South African President Jacob Zuma (left) and President Paul Kagame of Rwanda. FILE
By BERNA NAMATA The EastAfrican
In Summary
- With low inflation and increased liquidity in the market as government resumes spending, banks could lower their lending rates.
Rwandan borrowers are likely to benefit from
reduced lending rates in coming months, as commercial banks diversify
their sources of deposits.
With low inflation and increased liquidity in the market as government resumes spending, banks could lower their lending rates.
Rwandan commercial banks currently have higher
deposits after aggressively launching branchless or agency banking, and
expanding their branch networks to rural areas.
The banks are benefiting from reduced government
borrowing from the domestic market, as shown by falling interest rates
on Treasury bills to between 5.1 per cent for one-month instruments and
6.5 per cent for maturities of one year, from 12 per cent in April last
year.
Recent statistics show that lending rates by
commercial banks have remained almost unchanged at 16.83 per cent as of
March this year, in comparison to 16.9 per cent in December 2013.
Deposit rates dropped significantly from an average of 11.6 per cent in
June last year, to 8.58 per cent in March this year.
John Rwangombwa, the governor of National Bank of
Rwanda (BNR), says lending rates are likely to come down from April as
banks now have access to relatively cheaper deposits.
“When you look at the deposit rates, the biggest
financing source for the banks has gone down — there is a drop in their
cost of financing.

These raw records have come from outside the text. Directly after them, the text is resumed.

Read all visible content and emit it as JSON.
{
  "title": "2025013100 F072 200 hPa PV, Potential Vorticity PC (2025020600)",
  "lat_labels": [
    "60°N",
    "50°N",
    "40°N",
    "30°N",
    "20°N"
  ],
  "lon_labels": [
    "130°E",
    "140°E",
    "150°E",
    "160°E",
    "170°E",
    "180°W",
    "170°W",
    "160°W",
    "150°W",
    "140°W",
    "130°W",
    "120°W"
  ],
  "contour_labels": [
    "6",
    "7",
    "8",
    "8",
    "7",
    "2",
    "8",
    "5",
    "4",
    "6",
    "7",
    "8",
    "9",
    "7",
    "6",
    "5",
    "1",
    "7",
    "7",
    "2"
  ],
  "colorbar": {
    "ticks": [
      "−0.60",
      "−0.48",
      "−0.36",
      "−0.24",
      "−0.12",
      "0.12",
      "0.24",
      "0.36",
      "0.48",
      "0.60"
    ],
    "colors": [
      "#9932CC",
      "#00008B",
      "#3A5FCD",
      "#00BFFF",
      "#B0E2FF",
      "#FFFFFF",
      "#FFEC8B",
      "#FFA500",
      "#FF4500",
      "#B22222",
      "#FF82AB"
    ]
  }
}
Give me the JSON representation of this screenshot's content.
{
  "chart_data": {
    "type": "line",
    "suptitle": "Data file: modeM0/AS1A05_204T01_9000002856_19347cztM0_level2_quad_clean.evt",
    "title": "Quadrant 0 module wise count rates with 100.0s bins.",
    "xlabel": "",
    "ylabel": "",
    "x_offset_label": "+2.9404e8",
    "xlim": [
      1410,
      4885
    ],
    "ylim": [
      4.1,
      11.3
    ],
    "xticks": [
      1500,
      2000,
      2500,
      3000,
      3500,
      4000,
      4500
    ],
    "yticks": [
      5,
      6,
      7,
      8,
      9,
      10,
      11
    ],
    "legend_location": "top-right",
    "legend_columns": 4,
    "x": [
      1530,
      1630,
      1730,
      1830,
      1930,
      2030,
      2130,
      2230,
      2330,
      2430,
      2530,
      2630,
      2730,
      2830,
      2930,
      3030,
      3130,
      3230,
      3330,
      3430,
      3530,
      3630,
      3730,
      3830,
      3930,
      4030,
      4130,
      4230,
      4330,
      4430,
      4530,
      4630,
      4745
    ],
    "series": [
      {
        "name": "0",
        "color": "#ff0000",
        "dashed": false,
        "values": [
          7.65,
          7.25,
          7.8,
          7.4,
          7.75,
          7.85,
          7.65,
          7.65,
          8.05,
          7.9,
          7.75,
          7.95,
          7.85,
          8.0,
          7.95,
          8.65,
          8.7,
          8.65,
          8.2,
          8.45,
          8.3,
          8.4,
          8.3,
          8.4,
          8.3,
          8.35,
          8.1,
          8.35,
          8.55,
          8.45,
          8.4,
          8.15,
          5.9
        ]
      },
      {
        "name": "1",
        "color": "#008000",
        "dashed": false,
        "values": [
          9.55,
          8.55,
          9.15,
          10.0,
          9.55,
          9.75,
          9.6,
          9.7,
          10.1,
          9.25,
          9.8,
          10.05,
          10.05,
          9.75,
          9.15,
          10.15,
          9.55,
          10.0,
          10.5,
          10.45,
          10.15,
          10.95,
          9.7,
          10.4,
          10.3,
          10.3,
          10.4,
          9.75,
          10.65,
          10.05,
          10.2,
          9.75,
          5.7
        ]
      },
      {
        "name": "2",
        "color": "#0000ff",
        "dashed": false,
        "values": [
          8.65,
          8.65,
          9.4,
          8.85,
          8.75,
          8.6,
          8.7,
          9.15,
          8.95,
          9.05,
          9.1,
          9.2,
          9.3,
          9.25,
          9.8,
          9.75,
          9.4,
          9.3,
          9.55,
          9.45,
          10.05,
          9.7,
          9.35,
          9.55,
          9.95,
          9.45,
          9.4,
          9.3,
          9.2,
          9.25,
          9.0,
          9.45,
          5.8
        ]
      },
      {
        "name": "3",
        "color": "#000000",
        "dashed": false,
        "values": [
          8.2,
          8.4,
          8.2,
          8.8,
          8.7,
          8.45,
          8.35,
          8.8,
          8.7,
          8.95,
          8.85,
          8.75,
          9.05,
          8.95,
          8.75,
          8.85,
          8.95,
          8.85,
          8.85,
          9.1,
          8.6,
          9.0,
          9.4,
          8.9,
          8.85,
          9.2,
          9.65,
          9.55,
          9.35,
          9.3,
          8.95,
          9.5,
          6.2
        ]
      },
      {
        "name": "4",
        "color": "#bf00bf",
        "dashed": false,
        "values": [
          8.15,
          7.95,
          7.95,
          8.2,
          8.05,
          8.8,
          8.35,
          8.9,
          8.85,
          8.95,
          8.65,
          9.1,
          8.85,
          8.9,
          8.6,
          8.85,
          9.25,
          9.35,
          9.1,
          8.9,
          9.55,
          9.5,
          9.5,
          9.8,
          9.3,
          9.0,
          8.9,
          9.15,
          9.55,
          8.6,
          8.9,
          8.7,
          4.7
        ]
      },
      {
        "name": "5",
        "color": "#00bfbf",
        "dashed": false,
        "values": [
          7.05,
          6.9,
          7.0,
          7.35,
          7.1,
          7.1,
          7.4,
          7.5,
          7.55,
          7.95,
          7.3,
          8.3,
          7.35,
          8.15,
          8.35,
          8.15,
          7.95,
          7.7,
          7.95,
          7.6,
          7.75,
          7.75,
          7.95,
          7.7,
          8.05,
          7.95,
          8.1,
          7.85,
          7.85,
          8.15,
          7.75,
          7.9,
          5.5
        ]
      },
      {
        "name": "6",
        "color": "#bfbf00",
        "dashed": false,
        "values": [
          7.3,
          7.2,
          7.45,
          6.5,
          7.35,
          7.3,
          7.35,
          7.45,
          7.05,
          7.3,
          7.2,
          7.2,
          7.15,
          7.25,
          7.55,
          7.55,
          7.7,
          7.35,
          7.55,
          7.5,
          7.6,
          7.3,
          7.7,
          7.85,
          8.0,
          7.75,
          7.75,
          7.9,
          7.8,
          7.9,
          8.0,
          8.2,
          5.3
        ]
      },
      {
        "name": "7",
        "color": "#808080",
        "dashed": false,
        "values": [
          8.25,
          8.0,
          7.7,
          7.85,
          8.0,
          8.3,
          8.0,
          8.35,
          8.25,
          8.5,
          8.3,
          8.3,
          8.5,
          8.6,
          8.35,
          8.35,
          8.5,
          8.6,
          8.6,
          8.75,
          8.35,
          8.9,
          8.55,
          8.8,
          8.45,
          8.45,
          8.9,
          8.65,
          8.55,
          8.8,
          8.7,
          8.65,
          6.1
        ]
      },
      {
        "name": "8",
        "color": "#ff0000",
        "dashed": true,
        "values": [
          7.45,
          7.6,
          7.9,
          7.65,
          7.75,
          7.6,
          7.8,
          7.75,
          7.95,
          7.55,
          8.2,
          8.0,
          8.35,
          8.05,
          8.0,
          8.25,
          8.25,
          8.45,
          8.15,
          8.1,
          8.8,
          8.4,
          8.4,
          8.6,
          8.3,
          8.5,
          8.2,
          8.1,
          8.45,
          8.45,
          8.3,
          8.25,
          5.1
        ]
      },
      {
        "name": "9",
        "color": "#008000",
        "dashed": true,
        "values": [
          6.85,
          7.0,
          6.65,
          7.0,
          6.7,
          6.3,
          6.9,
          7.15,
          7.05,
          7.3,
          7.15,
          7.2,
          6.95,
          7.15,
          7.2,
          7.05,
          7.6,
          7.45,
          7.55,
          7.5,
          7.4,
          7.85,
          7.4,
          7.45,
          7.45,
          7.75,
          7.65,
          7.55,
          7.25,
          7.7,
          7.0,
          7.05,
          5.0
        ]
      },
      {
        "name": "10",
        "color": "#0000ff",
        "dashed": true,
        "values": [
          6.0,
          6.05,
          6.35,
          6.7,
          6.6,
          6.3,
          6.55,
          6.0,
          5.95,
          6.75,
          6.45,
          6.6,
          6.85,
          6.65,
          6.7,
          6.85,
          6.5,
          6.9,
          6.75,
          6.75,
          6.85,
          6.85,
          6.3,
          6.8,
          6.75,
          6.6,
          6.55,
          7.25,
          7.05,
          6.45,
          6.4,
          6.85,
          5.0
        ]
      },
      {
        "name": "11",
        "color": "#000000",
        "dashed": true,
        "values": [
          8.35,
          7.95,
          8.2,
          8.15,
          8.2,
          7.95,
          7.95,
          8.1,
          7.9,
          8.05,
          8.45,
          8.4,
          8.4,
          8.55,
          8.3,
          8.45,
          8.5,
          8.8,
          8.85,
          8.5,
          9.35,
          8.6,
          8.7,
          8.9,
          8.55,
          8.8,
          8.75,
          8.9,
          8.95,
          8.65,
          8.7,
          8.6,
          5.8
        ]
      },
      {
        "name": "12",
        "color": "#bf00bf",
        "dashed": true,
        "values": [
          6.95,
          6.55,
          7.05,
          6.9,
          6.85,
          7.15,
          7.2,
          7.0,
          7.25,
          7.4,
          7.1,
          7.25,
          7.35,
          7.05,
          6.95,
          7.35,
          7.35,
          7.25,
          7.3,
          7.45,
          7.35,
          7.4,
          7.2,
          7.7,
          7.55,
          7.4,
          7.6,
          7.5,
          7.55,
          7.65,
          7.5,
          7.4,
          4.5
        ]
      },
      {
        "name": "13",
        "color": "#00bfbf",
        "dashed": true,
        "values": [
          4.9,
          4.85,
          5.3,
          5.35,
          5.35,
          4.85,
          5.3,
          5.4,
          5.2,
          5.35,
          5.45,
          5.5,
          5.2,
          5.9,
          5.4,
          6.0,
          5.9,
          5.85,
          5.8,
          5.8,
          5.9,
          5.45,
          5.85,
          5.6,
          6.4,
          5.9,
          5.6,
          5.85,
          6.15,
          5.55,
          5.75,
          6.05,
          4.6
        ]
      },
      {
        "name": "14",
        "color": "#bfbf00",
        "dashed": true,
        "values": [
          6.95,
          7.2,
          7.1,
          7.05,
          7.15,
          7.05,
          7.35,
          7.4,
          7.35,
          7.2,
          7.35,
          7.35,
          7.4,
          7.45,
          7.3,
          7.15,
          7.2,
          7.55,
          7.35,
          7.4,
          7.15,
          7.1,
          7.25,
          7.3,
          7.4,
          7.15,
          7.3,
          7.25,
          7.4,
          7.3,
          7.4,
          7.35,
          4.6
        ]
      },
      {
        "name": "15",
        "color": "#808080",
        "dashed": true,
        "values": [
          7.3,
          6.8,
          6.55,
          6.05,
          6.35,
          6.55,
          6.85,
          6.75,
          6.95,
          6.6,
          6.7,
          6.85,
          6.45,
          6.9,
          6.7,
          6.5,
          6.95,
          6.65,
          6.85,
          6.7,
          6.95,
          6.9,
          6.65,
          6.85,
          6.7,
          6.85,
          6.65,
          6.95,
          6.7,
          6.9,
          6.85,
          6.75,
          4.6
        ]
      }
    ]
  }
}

Last year they were borrowing expensively to finance
their lending — this has gone down,” Mr Rwangombwa told The EastAfrican.
On Tuesday, the central bank kept its repo rate (lending rate) unchanged at seven per cent since June 2012.
Mr Rwangombwa said the delayed impact of changes
in the central bank’s policy, in particular on lending rates, is because
banks had a big stock of expensive deposits in their financing.
Credit to the private sector is expected to expand
to 15.8 per cent this year, from 12.9 per cent in 2013. Rwanda’s
inflation rate was at 3.45 per cent in February.
“There is a general expectation that the lending
rates will come down because of the prevailing macro-economic stability.
There has been marginal depreciation of the Rwandan franc, a rebound in
economic activity and there are signals that inflation will be kept
under control,” said Toroitich Maurice, the managing Director of Kenya
Commercial Bank Rwanda.
He said his bank plans to revise lending rates
downwards from next month. “Generally, the deposit rates are under 10
per cent — we should see the effect in the second half of the year.”